And Banksy's Real Name Is:
Sunday July 13, 2008

Dear Daily Mail,
You have got some serious party poopers on your staff. Did you stop to think that, by reporting graffiti artist Banksy's real name might be Robin Gunningham, you'd be spoiling everyone's fun? Did it occur to you that, by mentioning Robin Gunningham is a former student of a posh private school, you'd be sticking daggers of b-o-r-i-n-g into Banksy's subversive persona? Of course it did, you big, fat, downer of a newspaper.
All *you* could see was how sensational it is to be the town crier, the first purveyor of gossip, the cool kid with his daddy's copy of Playboy at recess. Cheap, cheap thrills and shame on you, Daily Mail. You've also apparently just given the separated parents of Robin Gunningham many reasons to hold some awkward talks. Peter Gunningham has denied that the 'Banksy' in your photograph is his son, while Pamela Dawkin-Jones denies even HAVING a son. Now, how uncomfortably is that little dichotomy going to lay between the former-Gunninghamses, I ask you?
Personally, and while I hope you end up with egg on your face, you don't faze me, Daily Mail. I am sticking my fingers in my ears, humming "La-la-la-la-la" and pretending that every news outlet on earth isn't picking up your Banksy revelation. I don't care what Banksy's real name is, you killjoy. I need some harmless intrigue in my life. There is zero mystique to utility bills, cooking, laundry or dust bunnies in the corners, but Banksy? Banksy is fun for me. Banksy is the Great Unknowable who can also draw and has a rather intelligent sense of humor--something which you obviously do not possess, Daily Mail.

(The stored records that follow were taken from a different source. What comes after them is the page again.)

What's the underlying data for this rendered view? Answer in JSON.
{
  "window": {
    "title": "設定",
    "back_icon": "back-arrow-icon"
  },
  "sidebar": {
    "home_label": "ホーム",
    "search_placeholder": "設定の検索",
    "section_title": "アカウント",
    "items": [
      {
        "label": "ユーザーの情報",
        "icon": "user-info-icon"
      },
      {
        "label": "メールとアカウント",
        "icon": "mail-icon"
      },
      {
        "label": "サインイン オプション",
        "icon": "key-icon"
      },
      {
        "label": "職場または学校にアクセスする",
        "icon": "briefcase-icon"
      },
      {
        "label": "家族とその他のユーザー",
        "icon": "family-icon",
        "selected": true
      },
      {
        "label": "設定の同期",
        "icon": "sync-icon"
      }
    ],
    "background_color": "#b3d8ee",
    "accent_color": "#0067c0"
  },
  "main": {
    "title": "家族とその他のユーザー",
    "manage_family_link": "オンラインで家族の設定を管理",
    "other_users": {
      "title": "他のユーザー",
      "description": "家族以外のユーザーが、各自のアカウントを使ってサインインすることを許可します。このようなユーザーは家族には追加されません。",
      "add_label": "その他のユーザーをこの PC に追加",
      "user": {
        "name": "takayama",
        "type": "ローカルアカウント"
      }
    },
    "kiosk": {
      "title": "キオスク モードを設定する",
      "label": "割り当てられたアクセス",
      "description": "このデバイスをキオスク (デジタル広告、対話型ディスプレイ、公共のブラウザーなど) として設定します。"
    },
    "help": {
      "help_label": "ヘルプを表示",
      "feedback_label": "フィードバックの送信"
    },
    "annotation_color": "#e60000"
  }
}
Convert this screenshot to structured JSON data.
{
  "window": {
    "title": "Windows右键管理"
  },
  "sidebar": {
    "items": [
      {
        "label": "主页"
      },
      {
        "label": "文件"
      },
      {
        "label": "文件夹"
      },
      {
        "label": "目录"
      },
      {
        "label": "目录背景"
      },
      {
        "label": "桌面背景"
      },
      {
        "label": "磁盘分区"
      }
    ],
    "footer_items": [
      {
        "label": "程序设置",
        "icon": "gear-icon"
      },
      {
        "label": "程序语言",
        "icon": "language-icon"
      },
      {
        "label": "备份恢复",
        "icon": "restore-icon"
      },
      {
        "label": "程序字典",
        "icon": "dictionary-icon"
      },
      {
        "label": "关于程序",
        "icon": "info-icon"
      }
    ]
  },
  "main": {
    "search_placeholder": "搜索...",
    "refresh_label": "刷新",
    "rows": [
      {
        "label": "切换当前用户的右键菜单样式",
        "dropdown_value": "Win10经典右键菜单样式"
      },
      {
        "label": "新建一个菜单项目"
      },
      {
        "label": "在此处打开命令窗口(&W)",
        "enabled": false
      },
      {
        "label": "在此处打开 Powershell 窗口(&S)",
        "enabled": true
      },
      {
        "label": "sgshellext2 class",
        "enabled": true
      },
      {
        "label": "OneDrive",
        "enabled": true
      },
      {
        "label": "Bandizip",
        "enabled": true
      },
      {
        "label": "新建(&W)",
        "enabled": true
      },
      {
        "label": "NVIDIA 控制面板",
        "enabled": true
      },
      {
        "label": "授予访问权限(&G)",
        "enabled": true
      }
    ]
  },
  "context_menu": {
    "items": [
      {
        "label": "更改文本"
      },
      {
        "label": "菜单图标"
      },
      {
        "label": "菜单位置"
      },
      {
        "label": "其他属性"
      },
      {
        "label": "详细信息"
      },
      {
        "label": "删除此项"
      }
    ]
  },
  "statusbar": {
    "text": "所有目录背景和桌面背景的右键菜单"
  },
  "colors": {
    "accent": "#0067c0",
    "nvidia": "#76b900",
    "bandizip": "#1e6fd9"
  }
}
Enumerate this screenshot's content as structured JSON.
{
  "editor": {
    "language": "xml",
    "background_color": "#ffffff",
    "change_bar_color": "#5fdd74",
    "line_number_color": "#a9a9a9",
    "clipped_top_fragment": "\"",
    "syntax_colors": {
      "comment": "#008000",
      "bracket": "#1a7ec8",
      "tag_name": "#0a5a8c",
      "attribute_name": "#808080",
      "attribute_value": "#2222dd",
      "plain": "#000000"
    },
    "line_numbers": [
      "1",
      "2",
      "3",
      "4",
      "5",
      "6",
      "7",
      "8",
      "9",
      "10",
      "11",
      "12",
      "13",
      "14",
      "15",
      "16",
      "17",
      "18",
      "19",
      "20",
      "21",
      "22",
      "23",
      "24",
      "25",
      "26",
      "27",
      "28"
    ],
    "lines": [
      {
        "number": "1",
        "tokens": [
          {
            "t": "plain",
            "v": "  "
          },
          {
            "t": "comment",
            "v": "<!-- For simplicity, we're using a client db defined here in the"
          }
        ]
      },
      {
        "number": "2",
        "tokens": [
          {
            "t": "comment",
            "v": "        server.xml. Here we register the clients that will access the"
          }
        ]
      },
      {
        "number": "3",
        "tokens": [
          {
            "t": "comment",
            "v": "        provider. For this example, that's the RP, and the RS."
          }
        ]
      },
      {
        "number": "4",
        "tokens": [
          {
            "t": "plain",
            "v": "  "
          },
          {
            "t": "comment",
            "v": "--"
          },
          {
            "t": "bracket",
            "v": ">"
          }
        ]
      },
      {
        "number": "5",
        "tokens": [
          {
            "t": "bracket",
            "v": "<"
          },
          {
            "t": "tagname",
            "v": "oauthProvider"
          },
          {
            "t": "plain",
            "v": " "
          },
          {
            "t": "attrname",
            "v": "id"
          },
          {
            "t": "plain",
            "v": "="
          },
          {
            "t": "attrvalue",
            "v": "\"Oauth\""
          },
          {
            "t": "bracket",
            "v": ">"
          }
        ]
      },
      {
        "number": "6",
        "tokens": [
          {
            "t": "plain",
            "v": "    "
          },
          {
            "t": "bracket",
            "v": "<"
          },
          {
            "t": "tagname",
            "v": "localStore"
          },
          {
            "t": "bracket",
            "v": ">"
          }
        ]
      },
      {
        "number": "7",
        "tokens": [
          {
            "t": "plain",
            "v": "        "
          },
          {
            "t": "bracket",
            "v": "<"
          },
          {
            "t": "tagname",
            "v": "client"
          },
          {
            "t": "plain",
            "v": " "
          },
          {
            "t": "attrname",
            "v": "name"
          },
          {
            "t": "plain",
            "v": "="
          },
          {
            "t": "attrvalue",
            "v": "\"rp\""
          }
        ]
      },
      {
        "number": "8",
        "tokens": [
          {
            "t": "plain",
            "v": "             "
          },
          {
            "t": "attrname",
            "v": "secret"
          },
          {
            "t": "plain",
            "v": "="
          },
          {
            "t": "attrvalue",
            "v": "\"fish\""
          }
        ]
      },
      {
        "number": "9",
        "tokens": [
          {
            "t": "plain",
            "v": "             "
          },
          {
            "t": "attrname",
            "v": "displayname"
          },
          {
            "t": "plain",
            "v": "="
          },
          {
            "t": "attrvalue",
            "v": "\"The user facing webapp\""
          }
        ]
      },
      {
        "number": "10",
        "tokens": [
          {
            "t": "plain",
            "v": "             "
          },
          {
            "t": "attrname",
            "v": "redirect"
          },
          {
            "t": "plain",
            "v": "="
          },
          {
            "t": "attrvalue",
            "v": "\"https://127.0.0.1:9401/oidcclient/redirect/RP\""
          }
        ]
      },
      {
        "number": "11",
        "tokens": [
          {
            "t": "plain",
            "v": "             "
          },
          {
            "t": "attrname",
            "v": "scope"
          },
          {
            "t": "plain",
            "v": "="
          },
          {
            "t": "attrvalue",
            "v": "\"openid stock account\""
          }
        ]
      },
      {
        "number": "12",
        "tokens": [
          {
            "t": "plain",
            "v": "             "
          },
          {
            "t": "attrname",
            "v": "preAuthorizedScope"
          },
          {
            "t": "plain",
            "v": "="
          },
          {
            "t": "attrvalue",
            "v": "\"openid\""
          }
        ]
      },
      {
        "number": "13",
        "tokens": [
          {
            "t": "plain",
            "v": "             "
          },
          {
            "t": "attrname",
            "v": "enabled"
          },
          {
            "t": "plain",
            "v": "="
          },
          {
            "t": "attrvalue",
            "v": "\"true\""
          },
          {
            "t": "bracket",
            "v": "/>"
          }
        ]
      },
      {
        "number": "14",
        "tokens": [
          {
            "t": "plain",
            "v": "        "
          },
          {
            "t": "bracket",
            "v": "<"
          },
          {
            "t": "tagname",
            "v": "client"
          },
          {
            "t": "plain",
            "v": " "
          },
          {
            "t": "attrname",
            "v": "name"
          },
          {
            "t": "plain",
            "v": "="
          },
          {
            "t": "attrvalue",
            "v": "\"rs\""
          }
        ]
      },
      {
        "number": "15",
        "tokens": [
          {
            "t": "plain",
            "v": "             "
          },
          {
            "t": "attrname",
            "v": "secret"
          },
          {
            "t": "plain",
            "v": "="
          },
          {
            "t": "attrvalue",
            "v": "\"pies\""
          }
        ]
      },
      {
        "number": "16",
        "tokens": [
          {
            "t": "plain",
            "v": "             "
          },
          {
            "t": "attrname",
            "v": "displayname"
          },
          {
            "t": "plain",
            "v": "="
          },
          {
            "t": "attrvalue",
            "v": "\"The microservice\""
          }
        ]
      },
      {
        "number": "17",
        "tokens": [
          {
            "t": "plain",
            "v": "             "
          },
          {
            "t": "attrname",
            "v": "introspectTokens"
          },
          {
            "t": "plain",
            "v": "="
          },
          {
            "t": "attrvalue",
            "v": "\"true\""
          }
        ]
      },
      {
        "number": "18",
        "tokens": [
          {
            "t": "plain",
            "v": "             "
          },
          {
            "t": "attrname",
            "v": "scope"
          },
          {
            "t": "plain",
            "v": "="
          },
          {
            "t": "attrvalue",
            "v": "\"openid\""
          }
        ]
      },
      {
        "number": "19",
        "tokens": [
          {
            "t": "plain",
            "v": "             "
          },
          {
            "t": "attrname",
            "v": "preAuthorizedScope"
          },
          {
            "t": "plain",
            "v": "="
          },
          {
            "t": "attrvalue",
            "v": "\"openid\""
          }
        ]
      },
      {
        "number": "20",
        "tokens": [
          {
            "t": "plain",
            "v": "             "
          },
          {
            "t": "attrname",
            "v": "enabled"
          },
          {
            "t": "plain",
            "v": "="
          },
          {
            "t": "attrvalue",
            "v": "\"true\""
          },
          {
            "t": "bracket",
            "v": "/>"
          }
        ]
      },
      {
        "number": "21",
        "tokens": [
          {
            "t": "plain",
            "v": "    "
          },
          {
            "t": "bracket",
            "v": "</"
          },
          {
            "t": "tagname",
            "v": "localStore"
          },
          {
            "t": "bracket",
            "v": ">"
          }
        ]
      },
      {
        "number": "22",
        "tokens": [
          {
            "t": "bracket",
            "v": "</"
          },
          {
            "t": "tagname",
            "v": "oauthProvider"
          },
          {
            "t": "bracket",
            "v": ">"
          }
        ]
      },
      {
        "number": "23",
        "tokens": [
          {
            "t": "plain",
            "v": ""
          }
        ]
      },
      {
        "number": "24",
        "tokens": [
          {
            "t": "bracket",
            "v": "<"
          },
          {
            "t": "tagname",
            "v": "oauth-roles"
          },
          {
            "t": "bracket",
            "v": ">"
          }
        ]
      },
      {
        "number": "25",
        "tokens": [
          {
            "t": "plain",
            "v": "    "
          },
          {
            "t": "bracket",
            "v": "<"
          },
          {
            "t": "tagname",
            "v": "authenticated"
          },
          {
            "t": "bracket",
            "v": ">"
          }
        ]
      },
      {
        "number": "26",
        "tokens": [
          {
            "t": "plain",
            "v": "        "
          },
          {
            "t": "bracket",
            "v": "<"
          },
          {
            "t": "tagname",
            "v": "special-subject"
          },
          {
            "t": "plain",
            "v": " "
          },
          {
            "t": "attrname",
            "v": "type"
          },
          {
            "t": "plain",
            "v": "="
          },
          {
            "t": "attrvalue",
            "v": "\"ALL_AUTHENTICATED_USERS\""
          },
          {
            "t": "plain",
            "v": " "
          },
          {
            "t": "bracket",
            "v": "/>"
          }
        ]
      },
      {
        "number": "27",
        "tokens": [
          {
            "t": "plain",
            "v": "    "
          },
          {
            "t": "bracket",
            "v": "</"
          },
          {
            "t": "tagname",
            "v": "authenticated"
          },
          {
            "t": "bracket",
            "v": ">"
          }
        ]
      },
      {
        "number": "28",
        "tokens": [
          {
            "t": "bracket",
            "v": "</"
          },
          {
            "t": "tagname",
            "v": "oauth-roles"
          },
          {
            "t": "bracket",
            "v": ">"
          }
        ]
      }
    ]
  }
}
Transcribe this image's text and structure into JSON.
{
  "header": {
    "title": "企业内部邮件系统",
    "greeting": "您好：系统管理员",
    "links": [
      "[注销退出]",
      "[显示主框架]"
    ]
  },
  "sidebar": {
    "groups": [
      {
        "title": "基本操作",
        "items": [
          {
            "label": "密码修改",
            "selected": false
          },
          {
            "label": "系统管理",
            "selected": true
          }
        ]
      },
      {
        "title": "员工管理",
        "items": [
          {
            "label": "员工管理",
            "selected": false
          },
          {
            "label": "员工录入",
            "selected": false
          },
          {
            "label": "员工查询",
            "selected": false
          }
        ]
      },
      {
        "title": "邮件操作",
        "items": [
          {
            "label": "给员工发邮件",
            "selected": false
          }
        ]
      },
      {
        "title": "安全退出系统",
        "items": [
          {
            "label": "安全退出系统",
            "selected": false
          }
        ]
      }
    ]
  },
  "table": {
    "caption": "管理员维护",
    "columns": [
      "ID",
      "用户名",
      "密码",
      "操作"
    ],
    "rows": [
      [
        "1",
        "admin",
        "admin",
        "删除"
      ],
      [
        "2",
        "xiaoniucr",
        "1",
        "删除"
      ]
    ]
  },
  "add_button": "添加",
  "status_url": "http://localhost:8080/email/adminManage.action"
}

Santa Claus and the Tooth Fairy were long ago spoiled for me, and you've just tried to ruin Banksy. You lack poetry in your soul, Daily Mail; there is no romance in you. What comes next? A hard-hitting exposé on Festivus not being a 'real' holiday? (Ah! See if you can manage to restrain yourself there. You are already playing a key role in my upcoming annual Airing of Grievances.) Go solve a mystery we all want solved, such as why one occasionally sees a single shoe sitting on the shoulder of the road. Leave Banksy well enough alone.
Sincerely yours,
Territorial About My Rich Imaginary Life


Comments
Did you actually send this to them?
No, I did not.
you should have!
Maybe all those missing socks from the laundry are eloping with the other shoe.